Pulseq-compatible, high-performance MRI simulation in Python.
komamripy is a thin Python interface to
KomaMRI.jl, a high-performance
Julia framework for MRI simulation. It exposes KomaMRI to Python through
juliacall, so
Python users can run fast CPU/GPU MRI simulations without writing any Julia.
komamripy mirrors the KomaMRI Julia namespace: any function or type that
KomaMRI exposes is available as an attribute of komamripy. Julia code
therefore translates to Python almost line for line.
Simulation results are returned as Julia objects; convert array-like results to
NumPy with numpy.asarray.
komamripyis in early development and is not yet on PyPI. Install it from source.
You do not need to install Julia yourself: juliacall provisions a suitable
Julia automatically, and KomaMRI is installed on first import.
Install by using uv (recommended) or pip (remove uv):
uv pip install git+https://github.com/JuliaHealth/komamripyThe first import downloads Julia and precompiles KomaMRI, which can take a few minutes. Subsequent runs are fast.
import komamripy as km
import numpy as np
sys = km.Scanner() # scanner hardware
obj = km.brain_phantom2D() # 2D brain phantom
seq = km.PulseDesigner.EPI_example() # example EPI sequence
sim_params = km.KomaMRICore.default_sim_params()

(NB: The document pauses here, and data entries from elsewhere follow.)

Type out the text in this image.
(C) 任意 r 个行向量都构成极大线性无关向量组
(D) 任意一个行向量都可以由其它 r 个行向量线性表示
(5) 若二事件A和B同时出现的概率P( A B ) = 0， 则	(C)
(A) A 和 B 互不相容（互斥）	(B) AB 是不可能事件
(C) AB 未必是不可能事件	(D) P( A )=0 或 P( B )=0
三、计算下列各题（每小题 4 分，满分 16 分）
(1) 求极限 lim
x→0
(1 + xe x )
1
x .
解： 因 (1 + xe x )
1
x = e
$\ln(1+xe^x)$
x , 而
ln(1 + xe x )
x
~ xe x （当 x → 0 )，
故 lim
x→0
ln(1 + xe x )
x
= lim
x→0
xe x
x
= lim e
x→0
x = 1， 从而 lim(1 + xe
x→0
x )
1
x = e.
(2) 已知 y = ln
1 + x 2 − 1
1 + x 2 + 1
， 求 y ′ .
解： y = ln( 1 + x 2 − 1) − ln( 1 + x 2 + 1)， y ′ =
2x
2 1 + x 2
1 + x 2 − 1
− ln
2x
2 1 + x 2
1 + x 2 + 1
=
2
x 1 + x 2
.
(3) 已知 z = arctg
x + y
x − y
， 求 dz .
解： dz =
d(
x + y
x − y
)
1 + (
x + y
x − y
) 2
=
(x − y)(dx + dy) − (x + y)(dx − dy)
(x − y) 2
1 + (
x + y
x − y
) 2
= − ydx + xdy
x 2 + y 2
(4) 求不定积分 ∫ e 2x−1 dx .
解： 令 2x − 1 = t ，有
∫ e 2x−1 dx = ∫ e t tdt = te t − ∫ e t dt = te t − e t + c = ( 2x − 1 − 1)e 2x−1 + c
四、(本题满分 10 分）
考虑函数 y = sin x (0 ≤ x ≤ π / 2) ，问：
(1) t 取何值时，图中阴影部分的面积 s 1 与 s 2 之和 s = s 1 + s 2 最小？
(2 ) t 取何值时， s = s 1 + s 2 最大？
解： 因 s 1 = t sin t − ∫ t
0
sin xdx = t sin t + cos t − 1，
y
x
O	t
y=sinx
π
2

sim_params["return_type"] = "mat" # return the raw signal matrix
raw = km.simulate(obj, seq, sys, sim_params=sim_params)
signal = np.asarray(raw)
print(signal.shape)A runnable version lives in examples/.
KomaMRI reads Pulseq .seq files, so komamripy can
simulate sequences produced by any Pulseq tool, including
pypulseq:
seq = km.read_seq("sequence.seq")
raw = km.simulate(obj, seq, sys)komamripy is under active development as a Google Summer of Code project.
Currently supported: the core simulation pipeline and reading Pulseq files.
Planned: PyPI releases, GPU backend selection, tighter pypulseq integration, and differentiable workflows.